Dans un deuxième temps on ne bloque que la couche d´entrée et on
présente de nouveau au réseau les couples d´apprentissage. Soit
pi,j- la probabilité pour que les deux unités i et j
soient actives en même temps, la correction du poids wi,j
est proportionnelle à la difference:
pi,j+ - pi,j-
qui exprime que si deux unités connectées sont simultanément actives
plus souvent quand le réseau opère avec la sortie souhaitée bloquée
(premier temps) que lorsqu´il opère librement (deuxième temps)
le poids est augmenté pour favoriser cet état, et inversement,
si les deux unités sont simultanement actives plus souvent
quand le réseau opère librement que quand il
opère avec la sortie souhaitée bloquée, il faut diminuer le poids
pour réduire cet état.
L´inconvenient majeur de cette méthode est sa lenteur.
Apprentissage compétitif
Dans les apprentissages supervisés
un professeur connaissant quelles sont les bonnes
réponses à une entrée donnée guide le processus de correction des
poids. Mais, dans la réalité, on ne sait justement pas quelles
sont les bonnes réponses, aussi a-t-on imaginé des méthodes non
supervisées, l´apprentissage compétitif est l´une d´elles: Elle consiste,
pour le réseau, à découvrir des régularités dans les
configurations présentées en entrée et à les classifier. Une couche
d´entrée, recevant les configurations à tester, est directement
connectée à une couche de détection [Bechtel 93] qui joue
d´une part le rôle de couche de sortie (puisque l´ensemble des
activités de ses éléments constitue la
réponse) et de couche cachée (puisqu´elle doit
détecter des régularités sans aide extérieure).
Le nombre d´éléments
de cette dernière couche dépend du nombre de classes des
configurations d´entrées que l´on désire effectuer.
La règle d´activation
consiste à élire une unité gagnante dont l´activation
vaut 1 alors que celles des autres unités vaut 0. L´apprentissage
consiste à augmenter les poids des connexions de l´unité gagnante
avec les unités actives de la couche d´entrée. La probabilité que
la même unité de détection devienne active si une même configuration
est présentée en entrée augmente, et la probabilité pour qu´elle
devienne active pour des configurations d´entrées différentes
diminue.
On peut définir plusieures couches de détection en compétitions
pour produire des comportements plus complexes. On peut aussi
définir des couches intermédiaires cachées détectant des régularités
d´ordres supérieurs. Enfin un tel réseau peut fonctionner de
façon dynamique lorsque des neurones sont créés ou
détruits selon leur densité.
Un exemple d´apprentissage compétitif est donné par les
réseaux de Kohonen
X = vecteur d´entrée.
Wm = vecteur des poids d´un neurone vainqueur m.

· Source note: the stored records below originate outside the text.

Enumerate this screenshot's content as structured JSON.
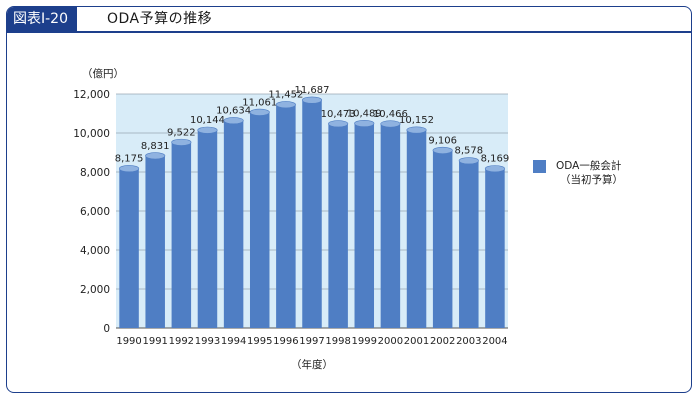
{
  "figure": {
    "tag": "図表Ⅰ-20",
    "title": "ODA予算の推移"
  },
  "colors": {
    "frame": "#1d3f8c",
    "plot_bg": "#d8ecf8",
    "bar": "#4f7ec4",
    "bar_top": "#8fb2e0"
  },
  "legend": {
    "label": "ODA一般会計",
    "sublabel": "（当初予算）"
  },
  "chart_data": {
    "type": "bar",
    "ylabel": "（億円）",
    "xlabel": "（年度）",
    "ylim": [
      0,
      12000
    ],
    "yticks": [
      0,
      2000,
      4000,
      6000,
      8000,
      10000,
      12000
    ],
    "ytick_labels": [
      "0",
      "2,000",
      "4,000",
      "6,000",
      "8,000",
      "10,000",
      "12,000"
    ],
    "grid": true,
    "legend_position": "right",
    "categories": [
      "1990",
      "1991",
      "1992",
      "1993",
      "1994",
      "1995",
      "1996",
      "1997",
      "1998",
      "1999",
      "2000",
      "2001",
      "2002",
      "2003",
      "2004"
    ],
    "series": [
      {
        "name": "ODA一般会計（当初予算）",
        "values": [
          8175,
          8831,
          9522,
          10144,
          10634,
          11061,
          11452,
          11687,
          10473,
          10489,
          10466,
          10152,
          9106,
          8578,
          8169
        ],
        "labels": [
          "8,175",
          "8,831",
          "9,522",
          "10,144",
          "10,634",
          "11,061",
          "11,452",
          "11,687",
          "10,473",
          "10,489",
          "10,466",
          "10,152",
          "9,106",
          "8,578",
          "8,169"
        ]
      }
    ]
  }
}
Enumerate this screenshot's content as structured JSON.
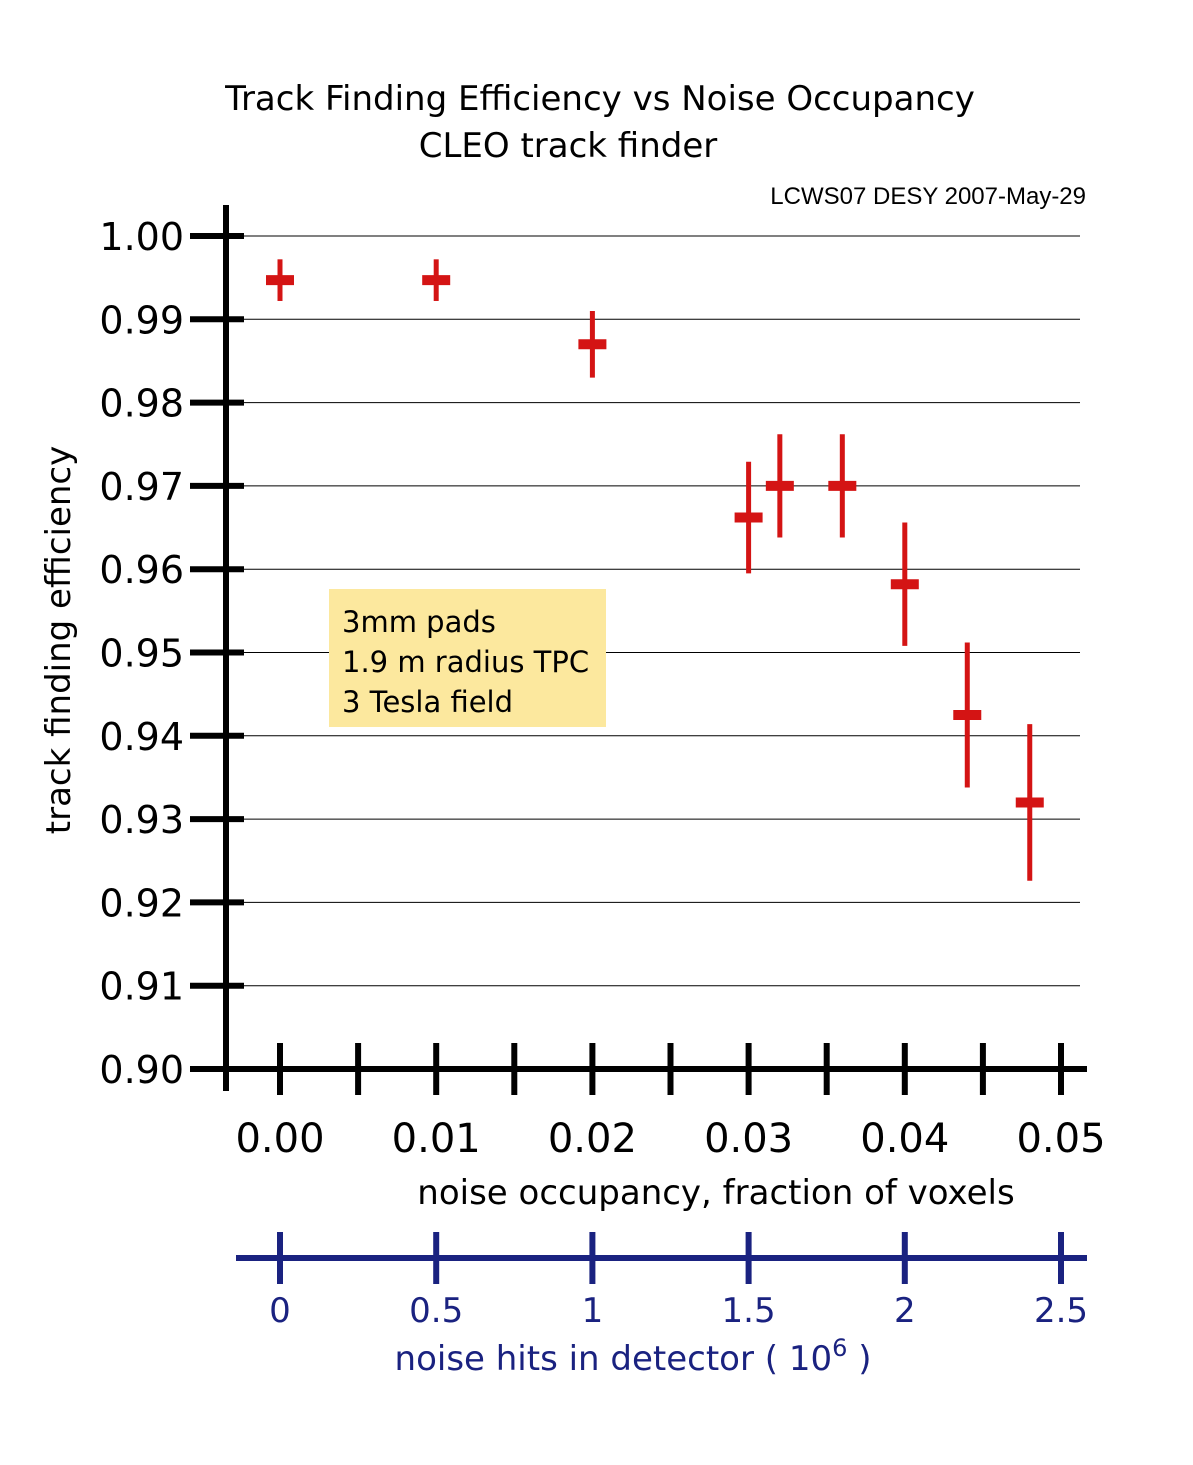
{
  "chart_data": {
    "type": "scatter",
    "title": "Track Finding Efficiency vs Noise Occupancy",
    "subtitle": "CLEO track finder",
    "note": "LCWS07 DESY 2007-May-29",
    "ylabel": "track finding efficiency",
    "xlabel": "noise occupancy, fraction of voxels",
    "ylim": [
      0.9,
      1.0
    ],
    "xlim": [
      -0.0037,
      0.0517
    ],
    "ytick_labels": [
      "1.00",
      "0.99",
      "0.98",
      "0.97",
      "0.96",
      "0.95",
      "0.94",
      "0.93",
      "0.92",
      "0.91",
      "0.90"
    ],
    "xtick_labels": [
      "0.00",
      "0.01",
      "0.02",
      "0.03",
      "0.04",
      "0.05"
    ],
    "grid": "horizontal",
    "color": "#d41414",
    "points": [
      {
        "x": 0.0,
        "y": 0.9947,
        "yerr": 0.0025
      },
      {
        "x": 0.01,
        "y": 0.9947,
        "yerr": 0.0025
      },
      {
        "x": 0.02,
        "y": 0.987,
        "yerr": 0.004
      },
      {
        "x": 0.03,
        "y": 0.9662,
        "yerr": 0.0067
      },
      {
        "x": 0.032,
        "y": 0.97,
        "yerr": 0.0062
      },
      {
        "x": 0.036,
        "y": 0.97,
        "yerr": 0.0062
      },
      {
        "x": 0.04,
        "y": 0.9582,
        "yerr": 0.0074
      },
      {
        "x": 0.044,
        "y": 0.9425,
        "yerr": 0.0087
      },
      {
        "x": 0.048,
        "y": 0.932,
        "yerr": 0.0094
      }
    ],
    "annotation": [
      "3mm pads",
      "1.9 m radius TPC",
      "3 Tesla field"
    ],
    "annotation_color": "#fce89e",
    "secondary_axis": {
      "label_prefix": "noise hits in detector ( 10",
      "label_exponent": "6",
      "label_suffix": " )",
      "tick_labels": [
        "0",
        "0.5",
        "1",
        "1.5",
        "2",
        "2.5"
      ],
      "color": "#1a2280"
    }
  }
}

Vm = voisinage du neurone m.
Le critère de compétition est de minimiser la distance de Wm a X.
Apprentissage par renforcement
C´est une méthode intermédiaire entre le mode supervisé et le mode
compétitif: Pour une configuration d´entrée on ne fournit pas la
configuration de sortie idéale (mode supervisé) mais on donne
seulement une mesure de proximité, ce qui revient à un dressage
par punition-récompense ressemblant au jeu du chaud-froid.
En essayant diverses combinaisons de poids et en mesurant le renforcement
global obtenu,
à chaque essai les poids qui produisent un renforcement sont préférés
aux essais suivants et la matrice des poids converge vers une matrice
maximalisant le renforcement.
Cette méthode n´utilise pas les dérivées des erreurs (comme
la rétropropagation) mais demande de nombreux essais.